Monday, October 17, 2011

?

People always claim to be good people. Well, not everyone can be a good person. Not everyone is as nice as they say. Are they lying to you so that you will like them or are they lying to themselves because they are ashamed of the truth?
"I'm only human" is the universal tagline for "I make mistakes, I suck and I plan on lying about it."
Because really, who actually wants to come clean with all their shit? Who wants to admit to themselves that they suck and are the worst? Therefore, we work tirelessly denying and lying and spinning our stories so that some stranger will think we are a good person. It's completely exhausting. It's so tiresome to be good, or to even pretend to be good. Human beings as a race are built to sin, fail, do wrong, whatever you want to call it.
These days people are weak and tender. They become offended at the smallest thing. Thin skinned pussies.
It's annoying. So, we have to apologize for who we are and how we feel. I don't want to anymore.
I'm not sorry. I won't apologize. It is not my fault that you can't handle the truth.
Because I do not lie. I have no need to. And if the truth hurts you, too bad.
That is something you need to come to grips with. By all means, you are more than welcome to criticize me. I would never hate you for it, unless you lie about it. I know my faults, more than anyone. I live with them every day.

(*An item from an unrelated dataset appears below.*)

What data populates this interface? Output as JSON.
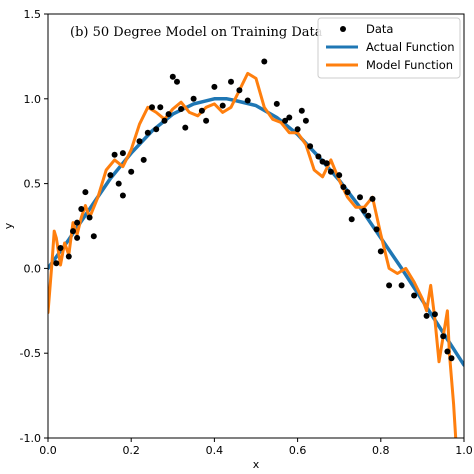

"I don't judge." This is an awesome statement, that while well-intentioned, can never be true. No matter how much you want it to be. We are a shitty species, humans. We are hypocritical and mean.
I don't want to judge you. And if I do, it doesn't mean it changes how I feel about you. Because all though I don't like or agree with what you do or say, I will always defend your right to it.
I have ugly thoughts about people all the time because of how they look and what they wear, their teeth, the stupid shit that comes out of their mouths and how they behave. I sit on my high horse occasionally.  But truthfully a minute goes by and I realize that has not changed my opinion of you. Because I have just as many, if not more flaws and I'm positive you've had an ugly thought about me once or twice. And I'm okay with that.
I am guilty of any number of sins and hypocritical contradictions. BUT dammit at least I will own up to that shit. I can't very well sit back and deny that I'm a liar.

But the 2 worst possible things I can think of that a person can be guilty of is vanity or arrogance. While I have a tendency to presume myself better than others on some level, I wouldn't say that out loud. There is speaking the truth because it needs to be said and then, there is just plain mean. I try not to be mean.
But, I cannot stand people who outwardly promote themselves. Are you so pathetic that you cannot allow your merits to stand on their own?? Must you really announce to the world how awesome you are???
A word to the wise: The more you tell me how awesome you are, the less likely I am to believe it. If you are confident in your product, you shouldn't have to over-sell it. The quality will show and sell itself.
It is my belief that there are two types of people who are self-promoters: the sad cat who feels like people think poorly of him so he has to talk himself up to convince himself and others that he is in fact worthy and then the DB who may actually be a pretty awesome guy but feels like he has to constantly remind people of the fact. And that my friends is pathetic.
I'm sure I will have more thoughts on this again soon.